Hypnobirthing birth experience

new baby

by Joanne

I woke at 3am feeling a bit damp and uncomfortable, nothing unusual I had been feeling like this at night for a few weeks now. A few light tightening’s, nothing that made my heart skip to be honest as I the false alarm the week before had made me relaxed about getting hicks, so I laid back down to rest and put on “Graves” as the colour and calmness track had become nick named..

4am and the tightening’s are feeling more like small cramps..hmm perhaps this is it I ponder..it’s my kind of time in the night, I’ve had a good 5 hours sleep, I feel awake and my body is telling me to eat…maybe this is it? I laid back down and told myself it probably wasn’t so no point going in to overdrive just yet..

5am Maisie stirs next door, yes the tightening’s are still going, if this is a false alarm, I think to myself, it should start to slow or stop..lets put Graves back on and see..at 6 if I’m still awake I’ll get some brekkie..

6am Maisie stirs a little louder and Steve wakes..I feel I need to tell him there is a good chance this time it’s real! I get myself in to some comfy clothes and head downstairs for tea and cereal. I notice that getting these ready is actually taking me a long time and I feel distracted by the cramp but I manage to prepare and sit and eat the cereal.

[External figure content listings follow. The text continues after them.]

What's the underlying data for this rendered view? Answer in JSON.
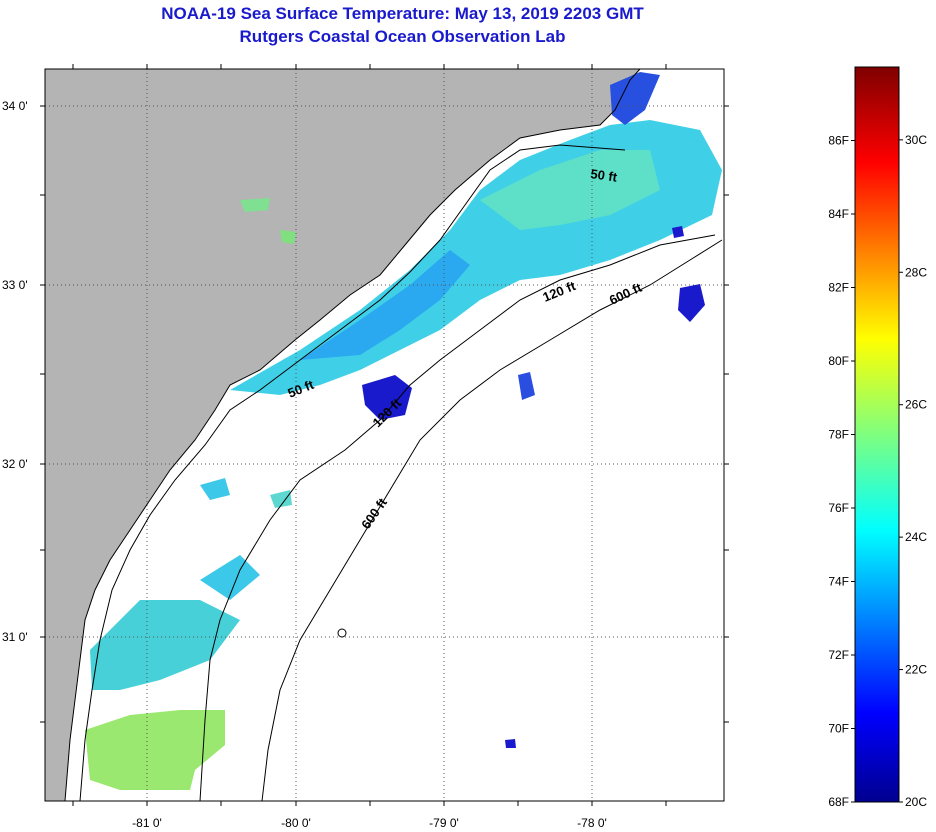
{
  "title": "NOAA-19 Sea Surface Temperature:  May 13, 2019 2203 GMT",
  "subtitle": "Rutgers Coastal Ocean Observation Lab",
  "map": {
    "lat_labels": [
      "34 0'",
      "33 0'",
      "32 0'",
      "31 0'"
    ],
    "lon_labels": [
      "-81 0'",
      "-80 0'",
      "-79 0'",
      "-78 0'"
    ],
    "contour_labels": [
      "50 ft",
      "50 ft",
      "120 ft",
      "120 ft",
      "600 ft",
      "600 ft"
    ],
    "colors": {
      "land": "#b4b4b4",
      "ocean_missing": "#ffffff",
      "coast": "#000000"
    }
  },
  "colorbar": {
    "fahrenheit_labels": [
      "86F",
      "84F",
      "82F",
      "80F",
      "78F",
      "76F",
      "74F",
      "72F",
      "70F",
      "68F"
    ],
    "celsius_labels": [
      "30C",
      "28C",
      "26C",
      "24C",
      "22C",
      "20C"
    ],
    "range_f": [
      68,
      88
    ],
    "range_c": [
      20,
      31.1
    ],
    "colormap": "jet"
  }
}
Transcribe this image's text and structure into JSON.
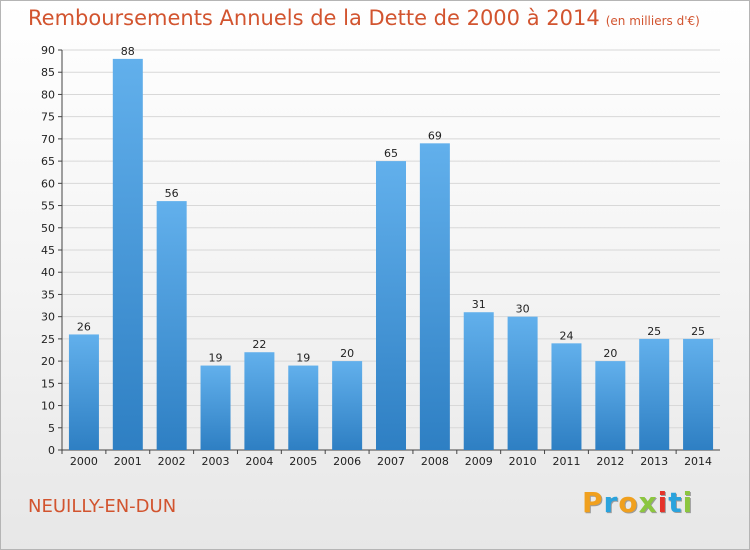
{
  "title": "Remboursements Annuels de la Dette de 2000 à 2014",
  "unit": "(en milliers d'€)",
  "commune": "NEUILLY-EN-DUN",
  "logo": {
    "letters": [
      "P",
      "r",
      "o",
      "x",
      "i",
      "t",
      "i"
    ],
    "colors": [
      "#f0a01e",
      "#2aa3dd",
      "#f0a01e",
      "#8cc63f",
      "#e5332a",
      "#2aa3dd",
      "#8cc63f"
    ]
  },
  "colors": {
    "title": "#d2542f",
    "bar_light": "#62b0ec",
    "bar_dark": "#2e7fc3",
    "grid": "#d8d8d8"
  },
  "chart_data": {
    "type": "bar",
    "categories": [
      "2000",
      "2001",
      "2002",
      "2003",
      "2004",
      "2005",
      "2006",
      "2007",
      "2008",
      "2009",
      "2010",
      "2011",
      "2012",
      "2013",
      "2014"
    ],
    "values": [
      26,
      88,
      56,
      19,
      22,
      19,
      20,
      65,
      69,
      31,
      30,
      24,
      20,
      25,
      25
    ],
    "title": "Remboursements Annuels de la Dette de 2000 à 2014",
    "xlabel": "",
    "ylabel": "",
    "ylim": [
      0,
      90
    ],
    "yticks": [
      0,
      5,
      10,
      15,
      20,
      25,
      30,
      35,
      40,
      45,
      50,
      55,
      60,
      65,
      70,
      75,
      80,
      85,
      90
    ],
    "grid": true,
    "legend": "none"
  }
}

6:30 Steve is downstairs and it’s clear to me that I am labour as I start to look to places in the living room to get “more relaxed” – I start commanding Steve around, there suddenly seems like a lot to do, get the ball pumped up, get the bags of stuff from upstairs, get the tens on, think about getting Maisie out of the house..and for the next hour and half Steve runs round working on all this whilst trying to get me more relaxed. I start to feel a bit anxious and he puts on Graves downstairs for me.

By the time John my brother in law arrives to take Maisie at 8, the surges are strong, the tens is on it’s first setting and I have found a place in our living room in a position I like and am concentrating on Graves fully..a switch flicks and I feel every surge rapidly loosening me and progression is fast.

Maisie leaves and Steve suggests I visit the toilet, I try but my body tells me to go back to the living room – I go back to my place in the living room, Steve is timing my surges and decides to call the Midwife.

I start to feel a little adrenaline and panic, as I knew things were not far away now, I almost feel teary as a muscle in my shoulder strains and I’m guessing it’s about 9 am now and I’m about to transition.

One more up breath and I feel a another switch, I start to make noise as I push, I pushed a few times, rested for a breath and pushed again, I feel a trickle of warm water down my leg. I felt him, his head and heart inside me, it’s very low down - I announce to Steve “he is coming”, it’s at this moment I know that the midwife will not be here and it is down to us!! I don’t know if Steve does.

I get him to get a mat, when he has done that I get him to take my trousers off, he tries with my socks still there, I point that out..I then ask pants..I know his head is emerging, Steve sees that too and says oh my god! I breathe quickly and ease his head out. Steve says oh my god again! Steve tells me to push/breath again and in a few breaths I feel the slithery exit and realise that Steve is holding him! He cries I think we are both very relieved!

We are now not 100% sure what to do, Steve grabs a towel and wraps him I hold him next to my skin to try and keep him warm, we know it’s about 20 past 9.

Knock knock Maria my mid wife is here, she gets to work straight away, calming Steve, drying George properly, getting me sat on the sofa, placenta comes away, then Steve cuts the cord. Maria helps to tidy up me and the house and fills out what she can on the forms..

By 12 Maria is gone and we are all sat back on the sofa revelling in the overwhelming satisfaction of the speedy, drug free, tear free, mess free birth experience as we both delivered George personally and independently in to our living room, home and lives.